The outlines of the future

The awareness of the special role of patients, as well as the importance of RWD, contributes to the increased attention of pharmaceutical companies to AI-based solutions in the B2C segment (i. e., focused on the end user, and in the case of severe diseases, also on their relatives). After all, those who are trying to create breakthrough therapies are focused not only on the “drug path”, but also on the the “patient path”. It is not a coincidence that leading pharmaceutical companies, such as AstraZeneca, Sanofi, Novartis, Janssen, Bayer, and others, are launching their own accelerators in this area. In Russia, a number of such programs have been launched jointly with the Skolkovo Innovation Center.

Often, B2C solutions are focused on supporting diagnostic decision-making. A special type of RWD is generated by personal medical devices, and the development of gadgets is increasingly accelerating this process. As a result of digitalization, any solutions used in clinics, including laboratory tests, functional diagnostics, etc., also become a source of large-scale multimodal medical data. This creates both a challenge for AI developers and new opportunities for research in the field of medicine and pharmaceuticals.
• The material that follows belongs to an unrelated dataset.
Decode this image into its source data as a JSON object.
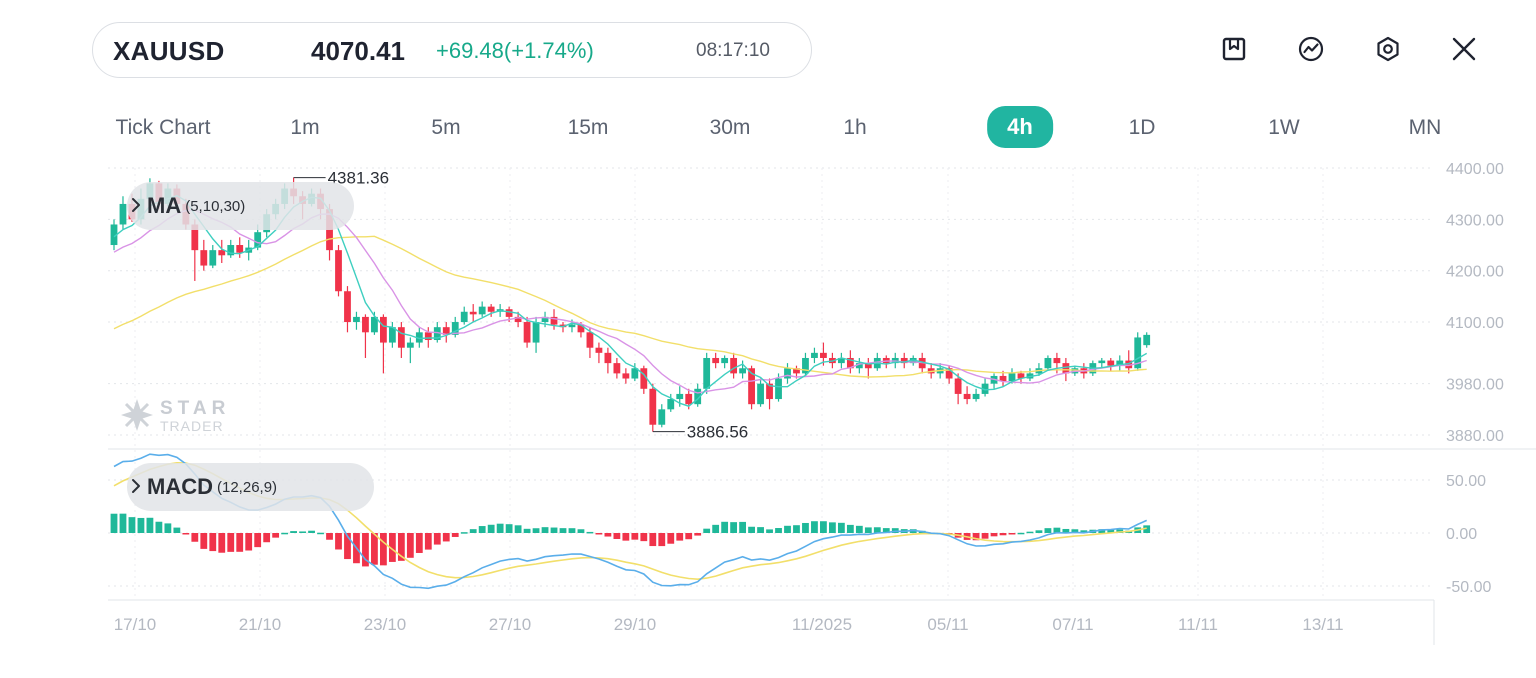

The COVID-19 pandemic has led to a rapid increase in the volume of certain types of data. Information about the quality of life, comorbidity, and some other aspects of the patient experience can become the basis for identifying “uncovered needs,” with the subsequent decision on the creation of a new therapy for a specific patient segment. Patient experience in diagnostics and treatment is the main source of important knowledge for creating a value proposition for a new drug and developing awareness campaigns. Finally, online communication between patients and between patients and doctors can be used to identify signals in the field of pharmacosafety, which, in turn, enables R&D to make valuable discoveries and leads to the early stages of drug development.

In the end, it is the transformation of the patient role and patient-centricity that are the key global trends that can bring pharmaceuticals and healthcare in general to a fundamentally new level.

*Unit of measurement of information, 1 ZByte = 1021 bytes.